Hoofbeats sounded from behind him and he spun to see a woman riding towards him, a rifle in one hand, reins wrapped about the other. Her dark curls bounced on her shoulders and her large breasts strained at a tan blouse. Glimpses of olive flesh showed from a slit in her riding skirt.

She slowed to a halt, shoved the rifle into a saddleboot and smiled. Her cheeks were rouged and her dark brown eyes, hard and satisfied, narrowed.

She urged the horse closer to him, peered down.

"Madam Mystique…Carmella…" Alejandro shoved the Colt back into the waist of his trousers. "I wondered what had happened to you."

She spat, face darkening with anger. "Hannigan and his whore happened to me. I spent a week in jail. But they had nothing to hold me on, so they had to let me go. I came looking for you."

"You cut it close." His voice sharpened. Strength filled him again. This woman had disappeared weeks ago, right before Angela had come to him for a job at his carnival. He knew she and Hannigan must have done something with Carmella, but didn't know what.

She shook her head, black curls bobbing. "Couldn't be helped.
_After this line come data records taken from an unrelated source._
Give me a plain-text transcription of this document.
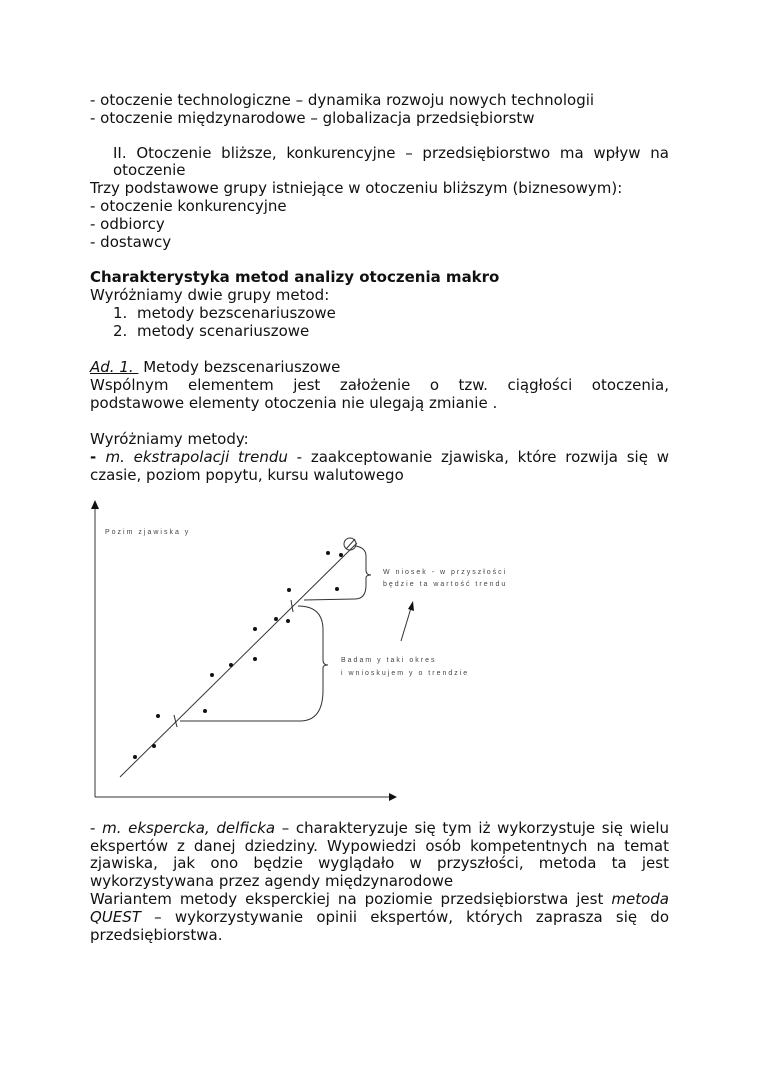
- otoczenie technologiczne – dynamika rozwoju nowych technologii
- otoczenie międzynarodowe – globalizacja przedsiębiorstw
II. Otoczenie bliższe, konkurencyjne – przedsiębiorstwo ma wpływ na
otoczenie
Trzy podstawowe grupy istniejące w otoczeniu bliższym (biznesowym):
- otoczenie konkurencyjne
- odbiorcy
- dostawcy
Charakterystyka metod analizy otoczenia makro
Wyróżniamy dwie grupy metod:
1. metody bezscenariuszowe
2. metody scenariuszowe
Ad. 1.  Metody bezscenariuszowe
Wspólnym elementem jest założenie o tzw. ciągłości otoczenia,
podstawowe elementy otoczenia nie ulegają zmianie .
Wyróżniamy metody:
- m. ekstrapolacji trendu - zaakceptowanie zjawiska, które rozwija się w
czasie, poziom popytu, kursu walutowego
Pozim zjawiska y
W niosek - w przyszłości
będzie ta wartość trendu
Badam y taki okres
i wnioskujem y o trendzie
- m. ekspercka, delficka – charakteryzuje się tym iż wykorzystuje się wielu
ekspertów z danej dziedziny. Wypowiedzi osób kompetentnych na temat
zjawiska, jak ono będzie wyglądało w przyszłości, metoda ta jest
wykorzystywana przez agendy międzynarodowe
Wariantem metody eksperckiej na poziomie przedsiębiorstwa jest metoda
QUEST – wykorzystywanie opinii ekspertów, których zaprasza się do
przedsiębiorstwa.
They had you guarded so well I was forced to wait till they brought you out into the open."

"We have to go. Now. Won't take long 'fore the town figures out what happened."

"Some of the others, they're still in jail."

Alejandro's face hardened. "Leave them."

"What?" Shock swept over her olive features. She clearly didn't like the idea, but he didn't give a damn.

"I said, leave them. Let them swing. We'll hire new blood."

Alejandro del Pelado spun, then mounted his horse. Turning his head back to her, he gave her a dark smile before heeling the animal into a gallop. The shock on her face pleased him. He knew it would give him more power over her, more control. She would see him as the ruthless sonofabitch he wanted to be seen as. And that was good thing, indeed.